Avec ce roman, Myriam CHIROUSSE aborde un thème tristement universel, celui du déterminisme social. André est pauvre et en dépit de sa bonne volonté, tous lui font comprendre qu’il ne pourra jamais s’extirper de la fange dont ils le disent issu. Pourtant, l’adolescent se contente de peu et est prêt à tout pour gagner sa vie maintenant que sa mère n’est plus là pour veiller à ses besoins. Il endosse toutes les responsabilités sans se plaindre, trouve une place d’apprenti dans une forge, un métier des plus contraignants, auprès d’un bossu aussi impopulaire que lui, sinon plus. Ensemble, ils trouvent une forme d’harmonie, d’équilibre. Mais les chiffres sont là, du salaire se déduisent des charges courantes qui laissent chaque mois André sans le sou. Pour ne pas sombrer, il s’invente des rêves d’avenir en Amazonie, captivé par l’image de ce cirque itinérant qui avait traversé le village quand il était petit. De cet homme, en particulier, accompagné d’un perroquet vert. André va cristalliser tous ses espoirs d’une vie meilleure autour de cette mystérieuse figure. Avec un courage aussi inflexible que le métal qu’il apprend à manier, teinté de la rancœur alimentée injustement par des villageois sectaires, André lutte jour après jour. Tout se complique toutefois lorsqu’il se décide à faire le premier pas vers la belle et provocante Suzanne. Vers la promesse et le bonheur d’une vie simple. Il ne s’agit plus de s’en sortir seul, mais de trouver un moyen de révéler son histoire d’amour au grand jour, malgré les tabous et les interdits.
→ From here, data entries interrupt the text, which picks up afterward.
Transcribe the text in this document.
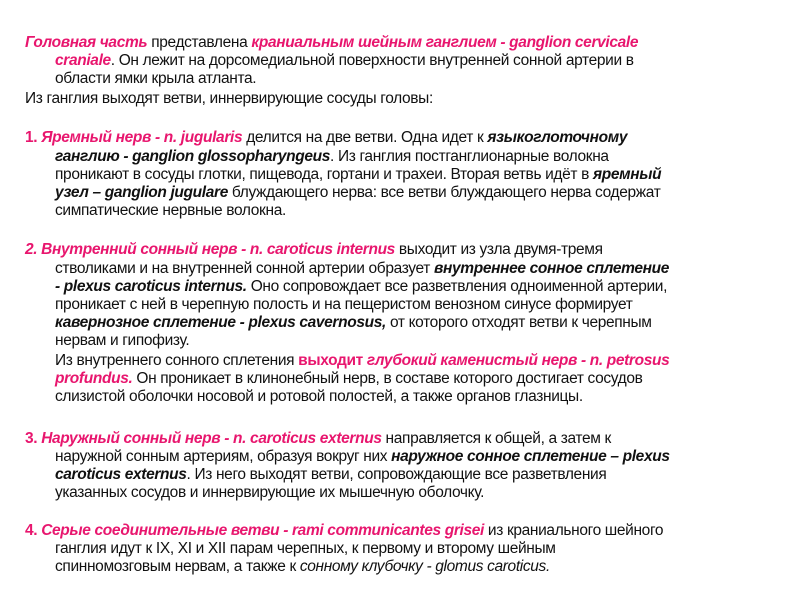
Головная часть представлена краниальным шейным ганглием - ganglion cervicale
craniale. Он лежит на дорсомедиальной поверхности внутренней сонной артерии в
области ямки крыла атланта.
Из ганглия выходят ветви, иннервирующие сосуды головы:
1. Яремный нерв - n. jugularis делится на две ветви. Одна идет к языкоглоточному
ганглию - ganglion glossopharyngeus. Из ганглия постганглионарные волокна
проникают в сосуды глотки, пищевода, гортани и трахеи. Вторая ветвь идёт в яремный
узел – ganglion jugulare блуждающего нерва: все ветви блуждающего нерва содержат
симпатические нервные волокна.
2. Внутренний сонный нерв - n. caroticus internus выходит из узла двумя-тремя
стволиками и на внутренней сонной артерии образует внутреннее сонное сплетение
- plexus caroticus internus. Оно сопровождает все разветвления одноименной артерии,
проникает с ней в черепную полость и на пещеристом венозном синусе формирует
кавернозное сплетение - plexus cavernosus, от которого отходят ветви к черепным
нервам и гипофизу.
Из внутреннего сонного сплетения выходит глубокий каменистый нерв - n. petrosus
profundus. Он проникает в клинонебный нерв, в составе которого достигает сосудов
слизистой оболочки носовой и ротовой полостей, а также органов глазницы.
3. Наружный сонный нерв - n. caroticus externus направляется к общей, а затем к
наружной сонным артериям, образуя вокруг них наружное сонное сплетение – plexus
caroticus externus. Из него выходят ветви, сопровождающие все разветвления
указанных сосудов и иннервирующие их мышечную оболочку.
4. Серые соединительные ветви - rami communicantes grisei из краниального шейного
ганглия идут к IX, XI и XII парам черепных, к первому и второму шейным
спинномозговым нервам, а также к сонному клубочку - glomus caroticus.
« Et pendant ce temps-là, il dévorait les lèvres au goût de cerise, les mangeait, les buvait, autant qu’il était bu et mangé par elles, la bouche délicieuse de Suzanne – ce met étrange et inconnu, nouveau, qui tenait à la fois du fruit et de l’animal, […] festin d’un genre inimaginable et délectable – cette langue tiède et succulente s’enroulait à la sienne dans un long gémissement étouffé. »

D’une plume tantôt poétique tantôt incisive, Myriam CHIROUSSE nous plonge dans un cadre bucolique, avec une grande attention prêtée aux détails et aux décors. Tout est fait pour sentir la pression du carcan dans lequel André est enfermé. On sent les tensions s’amplifier au fil des ans, au fur et à mesure que les autres poussent le jeune homme vers le point de non-retour. Il se dégage de ce texte tant d’injustice, de révolte contenue, qu’on ne peut que serrer les poings en souhaitant qu’un miracle sorte André de ce bourbier. L’ambiance se fait de plus en plus amère, conférant au récit une incroyable impression de gâchis. Loin de toute notion de mérite et de potentiel, ce système des classes, qui fait encore des ravages de nos jours, était déjà omniprésent au début du XXe siècle, le fossé qui sépare les nantis des plus démunis se creusant de manière exponentielle.

Dans une société fataliste où les efforts semblent vains quand on n’est pas bien né, André saura-t-il tirer son épingle du jeu et déjouer les statistiques ? Un roman historique prenant, avec pour titre une jolie mise en abyme et une pincée d’ironie du sort pour sublimer le tout.